An international education can open doors to global opportunities, including lucrative multinational corporate careers few would turn down. But for Kah Walla, a Cameroonian national who studied on two continents, staying abroad was never an option.
“For me it was very clear. I wanted to be part of the larger African community. I’m very connected to my country, I’m connected to my family, and I knew that whatever business I did or contribution I was going to make, it had to have an impact on the larger community.”
After completing her studies at Howard University in Washington, D.C., Kah returned to Cameroon and got a job in management consulting. Six years of experience built the foundation she needed to start her own firm, STRATEGIES!, and she committed to holding the company to competitive international standards. Her business would compete not only with the best in Africa, but the best in the world. Today, her Douala office attracts clients from Africa, Europe, the United States, South America, and Asia. The staff offers consulting on leadership, management and marketing to multinational firms, international development organizations and local governments.
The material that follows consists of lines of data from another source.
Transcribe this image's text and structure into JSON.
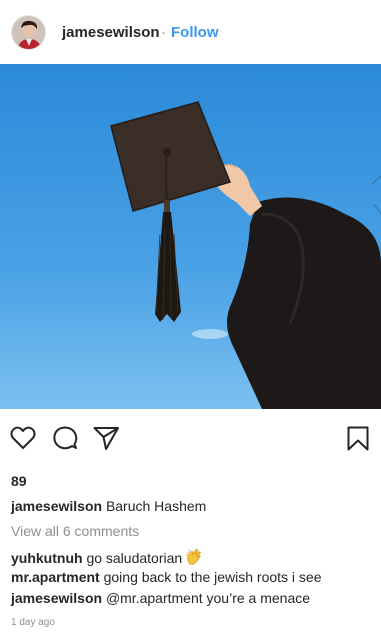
{
  "post": {
    "author": "jamesewilson",
    "separator": "·",
    "follow_label": "Follow",
    "likes": "89",
    "caption_user": "jamesewilson",
    "caption_text": "Baruch Hashem",
    "view_comments": "View all 6 comments",
    "timestamp": "1 day ago"
  },
  "comments": [
    {
      "user": "yuhkutnuh",
      "text": "go saludatorian",
      "emoji": "clapping-hands"
    },
    {
      "user": "mr.apartment",
      "text": "going back to the jewish roots i see"
    },
    {
      "user": "jamesewilson",
      "text": "@mr.apartment you’re a menace"
    }
  ],
  "icons": {
    "like": "heart-icon",
    "comment": "comment-bubble-icon",
    "share": "paper-plane-icon",
    "save": "bookmark-icon"
  },
  "colors": {
    "link_blue": "#3897f0",
    "text": "#262626",
    "muted": "#8e8e8e",
    "sky": "#3f9ae3"
  }
}
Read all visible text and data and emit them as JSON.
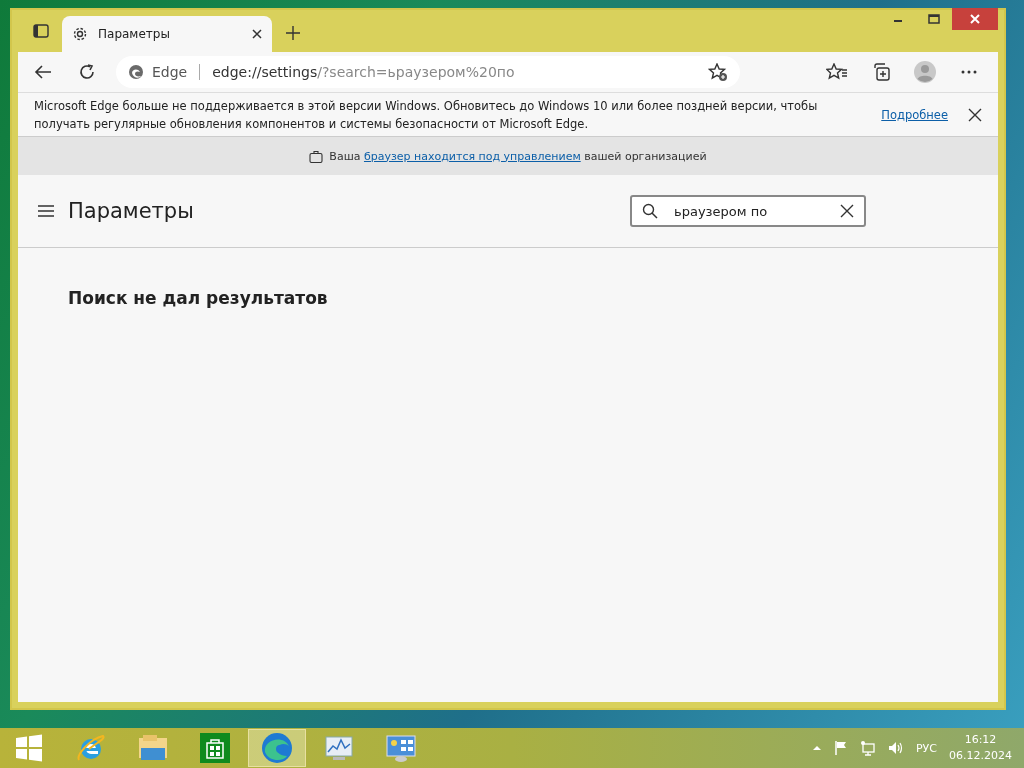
{
  "window": {
    "tabs": [
      {
        "title": "Параметры",
        "selected": true
      }
    ]
  },
  "address_bar": {
    "site": "Edge",
    "url_host": "edge://settings",
    "url_rest": "/?search=ьраузером%20по"
  },
  "info_bar": {
    "message": "Microsoft Edge больше не поддерживается в этой версии Windows. Обновитесь до Windows 10 или более поздней версии, чтобы получать регулярные обновления компонентов и системы безопасности от Microsoft Edge.",
    "link": "Подробнее"
  },
  "managed_bar": {
    "before": "Ваша",
    "link": "браузер находится под управлением",
    "after": "вашей организацией"
  },
  "settings": {
    "title": "Параметры",
    "search": {
      "value": "ьраузером по"
    },
    "empty_message": "Поиск не дал результатов"
  },
  "taskbar": {
    "items": [
      {
        "kind": "start",
        "active": false
      },
      {
        "kind": "ie",
        "active": false
      },
      {
        "kind": "explorer",
        "active": false
      },
      {
        "kind": "store",
        "active": false
      },
      {
        "kind": "edge",
        "active": true
      },
      {
        "kind": "monitor",
        "active": false
      },
      {
        "kind": "control",
        "active": false
      }
    ],
    "language": "РУС",
    "time": "16:12",
    "date": "06.12.2024"
  }
}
The success of her company parallels Kah’s achievement of a lifelong goal: to be an African model of success that is feasible. To be an African, to be a woman, and to be working at a standard of excellence many in the country believe is out of reach. Most Cameroonians struggle to make ends meet. Forty percent of the population lives on less than one dollar a day. Half of the country lacks access to electricity or clean drinking water.
Kah envisions a better life for her fellow Cameroonians. “We don’t have a lack of resources. We don’t have a lack of capacity. We have a very strong deficiency in leadership; in good, strong leadership.”
Leadership — as an entrepreneur, as an activist, and as an elected official — comes naturally to Kah, informed by a simple belief in people that they will build systems that reflect their integrity and dignity.
In 2007, she was elected to the Douala City Council where she has concentrated on transparency and sound budget management.
In 2008 — in collaboration with Vital Voices — Kah launched a pilot program with women sellers in Douala’s Sandaga Market, one of the largest produce hubs in Central Africa. She saw that while women account for nearly 70 percent of market traders, they had virtually no voice in operations. Through the program, women sellers formed an association to advocate collectively — for improved conditions, elimination of double-taxation and for the creation of a level playing field for women in the marketplace.
The market project is part of a grassroots strategy that has become a hallmark of Kah’s advocacy for change locally, and now, at the national level. Only two presidents have served Cameroon since independence in 1961, and the electoral process is widely criticized for lacking transparency. Since 2009, Kah has led a campaign to repair the legitimacy and technical ability of the independent electoral commission. To advance the agenda, she launched Cameroon Ô’Bosso, a citizen movement to register voters and advocate for 11 separate criteria of electoral reform.
On October 23, 2010, Kah Walla officially announced her candidacy for the presidential election of 2011. If elected, she will become the second woman to lead an African nation. She is running on the campaign slogan, The Time is Now!